Here is Roadway's head-slapping realization: To compete in an industry in which net profit margins are less than 5% in a good year -- let alone in a year when business is contracting -- every one of its 28,000 employees must be a leader.

"Almost two-thirds of our every revenue dollar is consumed by wages and benefits," says Roadway president and COO James Staley, 51. "There's not a lot of new technology that's going to make us more efficient. So future opportunities are going to come from our people being more involved in the business."

Now, together with David Cooperrider, an associate professor at Case Western Reserve University's Weatherhead School of Management, Roadway is bringing that premise to life on the loading dock. Using a collaborative process developed by Cooperrider called "appreciative inquiry," the trucking giant has begun to engage its heavily unionized workforce in ways that hardly seemed possible just five years ago.

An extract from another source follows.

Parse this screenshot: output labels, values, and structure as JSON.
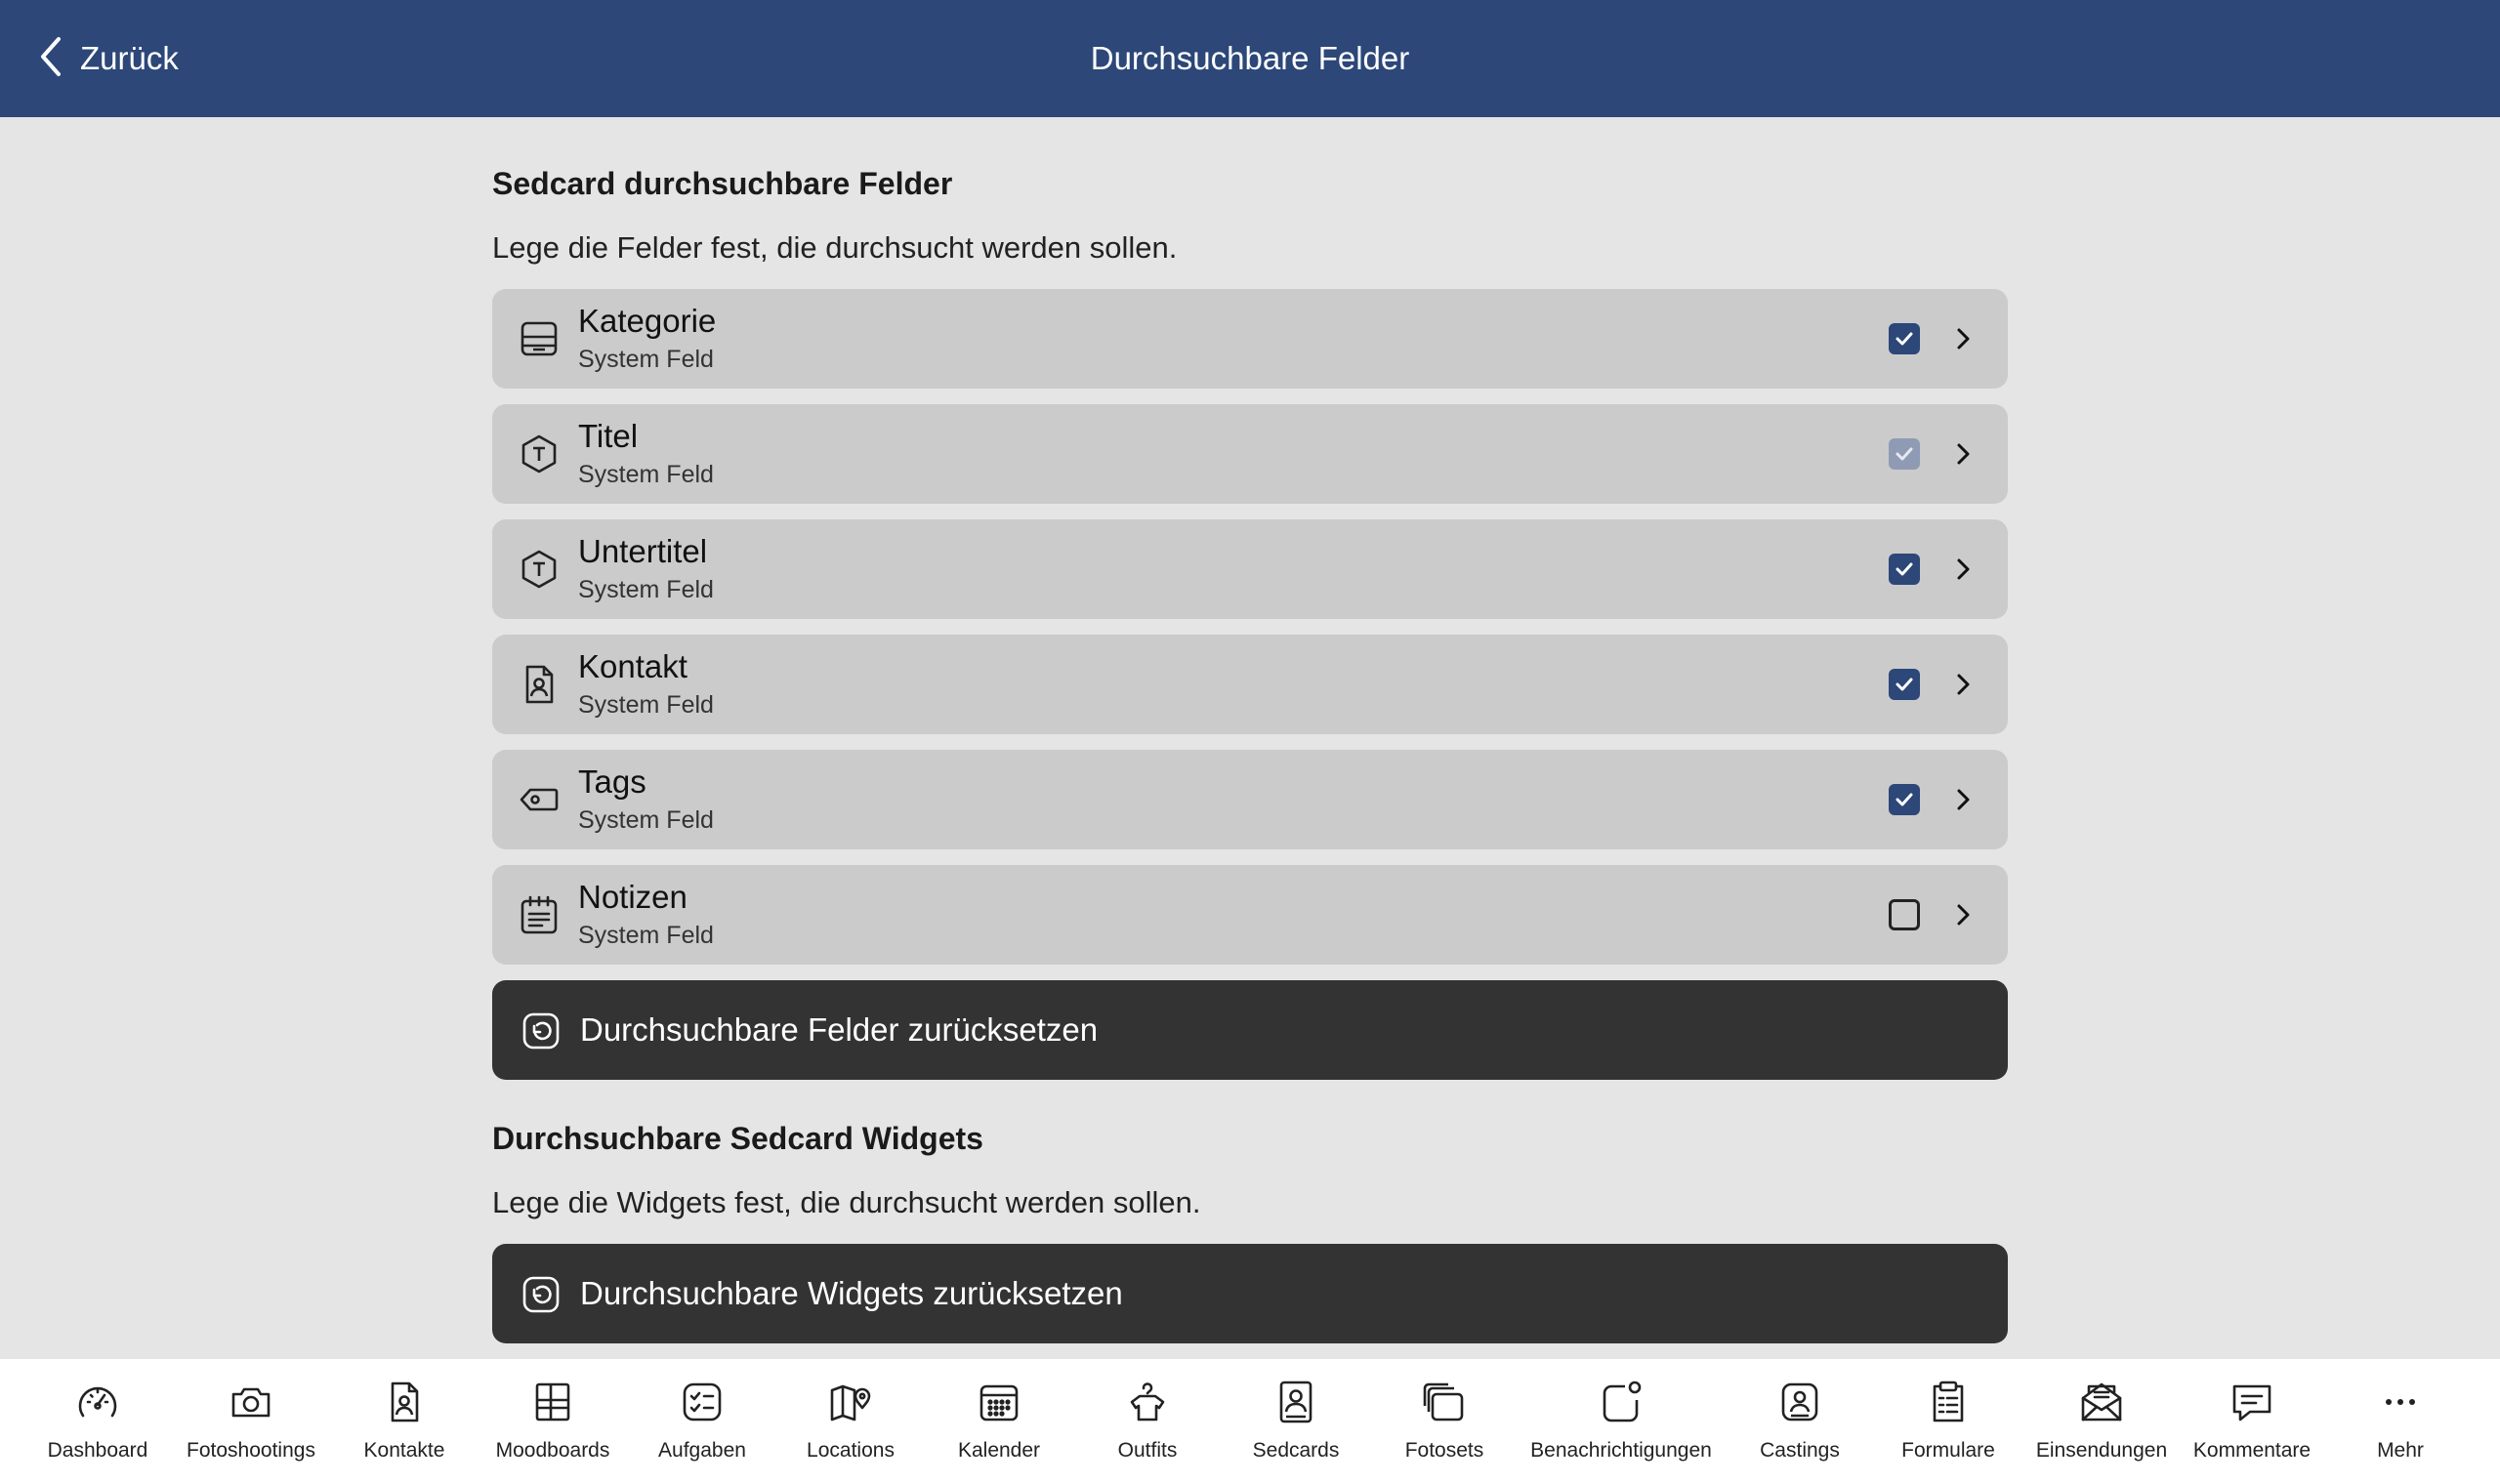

At the Akron terminal, that engagement began in January. A steering committee of workers from across the facility was put together to plan an off-site aimed at setting a course for the future. Their first task was to decide who among the terminal's 687 employees would be invited to attend. The goal was to create a microcosm of the company, with workers from all departments and all functions and with varying degrees of empathy for Roadway's corporate objectives.

A few weeks later, 88 employees gathered at a local Holiday Inn for the three-day off-site. Then Cooperrider posed his first challenge: "Talk about a time when you felt the most alive, the most engaged, in your job at Roadway." The wording was purely intentional -- a signal that this wasn't going to be the usual management-labor gripe session. Cooperrider's second challenge fed off the first: "Imagine that you've woken up after being asleep for five years. What would you want Roadway to look like?"

When participants paired off to discuss their responses, they made a surprising discovery. "It didn't matter what your job was," says John Duncan, 57, who has been a Roadway driver for 24 years. "Everyone wanted the same things." Things such as sustained growth, happy customers, job security. In short, all of these employees wanted to win.

Over the next three days, the summit participants moved from mission to plan. They drew an "opportunity map" of needs and priorities, and voted on which ones were most pressing. Then they organized into seven action teams. One group would address the trust gap between management and the union. Another would devise strategies to turn drivers -- the Roadway employees who have the most contact with the company's customers -- into de facto sales reps. Other teams would address employee communications, performance measurement and monitoring, and education.